A family of bis-terdentate iridium(III) complexes is reported which contain a cyclometalated, N∧C∧N-coordinating 1,3-di(2-pyridyl)benzene derivative. This coordination mode is favored by blocking competitive cyclometalation at the C4 and C6 positions of the ligand. Thus, 1,3-di(2-pyridyl)-4,6-dimethylbenzene (dpyxH) reacts with IrCl3·3H2O to generate a dichlorobridged dimer [Ir(dpyx-N,C,N)Cl(μ-Cl)]2, 1. This dimer is cleaved by DMSO to give [Ir(dpyx)(DMSO)Cl2], the X-ray crystal structure of which is reported here, confirming the N∧C∧N coordination mode of dpyx. The dimer 1 can also be cleaved by a variety of other ligands to generate novel classes of mononuclear complexes.
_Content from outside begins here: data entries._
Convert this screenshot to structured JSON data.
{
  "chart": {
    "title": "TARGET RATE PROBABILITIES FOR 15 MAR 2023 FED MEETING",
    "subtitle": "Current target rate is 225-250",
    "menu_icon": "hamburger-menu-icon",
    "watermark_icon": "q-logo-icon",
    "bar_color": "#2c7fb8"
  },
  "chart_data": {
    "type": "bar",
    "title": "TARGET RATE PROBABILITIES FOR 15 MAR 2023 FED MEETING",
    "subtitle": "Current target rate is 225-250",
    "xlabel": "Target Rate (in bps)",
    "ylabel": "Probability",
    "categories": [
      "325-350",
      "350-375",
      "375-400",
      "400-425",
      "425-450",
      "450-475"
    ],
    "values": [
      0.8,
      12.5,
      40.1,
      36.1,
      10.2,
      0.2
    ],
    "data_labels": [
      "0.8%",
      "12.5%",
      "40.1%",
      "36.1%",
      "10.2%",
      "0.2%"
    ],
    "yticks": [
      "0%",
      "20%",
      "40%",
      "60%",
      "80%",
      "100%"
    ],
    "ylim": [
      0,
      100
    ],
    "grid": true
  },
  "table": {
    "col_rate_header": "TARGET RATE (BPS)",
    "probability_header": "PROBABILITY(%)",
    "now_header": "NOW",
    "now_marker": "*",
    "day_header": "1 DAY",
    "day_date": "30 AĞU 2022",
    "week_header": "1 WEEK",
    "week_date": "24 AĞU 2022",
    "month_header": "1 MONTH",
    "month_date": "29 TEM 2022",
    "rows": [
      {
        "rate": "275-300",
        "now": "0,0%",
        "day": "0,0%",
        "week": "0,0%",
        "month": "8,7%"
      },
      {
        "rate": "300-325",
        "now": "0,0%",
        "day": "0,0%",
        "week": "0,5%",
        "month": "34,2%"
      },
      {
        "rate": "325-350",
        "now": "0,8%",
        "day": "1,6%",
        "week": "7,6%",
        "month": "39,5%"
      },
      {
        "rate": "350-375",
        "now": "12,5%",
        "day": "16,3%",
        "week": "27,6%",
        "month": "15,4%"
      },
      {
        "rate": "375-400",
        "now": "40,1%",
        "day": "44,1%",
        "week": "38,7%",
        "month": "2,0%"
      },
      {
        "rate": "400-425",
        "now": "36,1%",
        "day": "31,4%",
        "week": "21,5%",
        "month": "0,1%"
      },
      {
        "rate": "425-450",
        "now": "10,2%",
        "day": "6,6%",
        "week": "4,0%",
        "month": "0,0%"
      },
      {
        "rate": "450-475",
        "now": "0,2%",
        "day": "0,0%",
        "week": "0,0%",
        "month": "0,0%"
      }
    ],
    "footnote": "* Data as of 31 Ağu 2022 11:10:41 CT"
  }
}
These include charge-neutral bis-terdentate complexes of the form [Ir(N∧C∧N)(C∧N∧C)] and [Ir(N∧C∧N)(C∧N∧O)], by reaction of 1 with C∧N∧C-coordinating ligands (e.g., 2,6-diphenylpyridine and derivatives) and C∧N∧O-coordinating ligands (based on 6-phenylpicolinate), respectively. Treatment of 1 with terpyridines leads to dicationic complexes of the type [Ir(N∧C∧N)(N∧N∧N)]2+, while 2-phenylpyridine gives [Ir(dpyx-N∧C∧N)(ppy-C,N)Cl]. All of the charge-neutral complexes are luminescent in fluid solution at room temperature. Assignment of the emission to charge-transfer excited states with significant MLCT character is supported by DFT calculations. In the [Ir(N∧C∧N)(C∧N∧C)] class, fluorination of the C∧N∧C ligand at the phenyl 2‘ and 4‘ positions leads to a blue-shift in the emission and to an increase in the quantum yield (λmax = 547 nm, φ = 0.41 in degassed CH3CN at 295 K) compared to the nonfluorinated parent complex (λmax = 585 nm, φ = 0.21), as well as to a stabilization of the compound with respect to photodissociation through cleavage of mutually trans Ir−C bonds. [Ir(dpyx-N∧C∧N)(ppy-C,N)Cl] is an exceptionally bright emitter:  φ = 0.76, λmax = 508 nm, in CH3CN at 295 K. In contrast, the [Ir(N∧C∧N)(C∧N∧O)] complexes are much less emissive, shown to be due to fast nonradiative decay of the excited state, probably involving reversible Ir−O bond cleavage. The [Ir(N∧C∧N)(N∧N∧N)]2+ complexes are very feeble emitters even at 77 K, probably due to the almost exclusively interligand charge-transfer nature of the lowest-energy excited state in these complexes.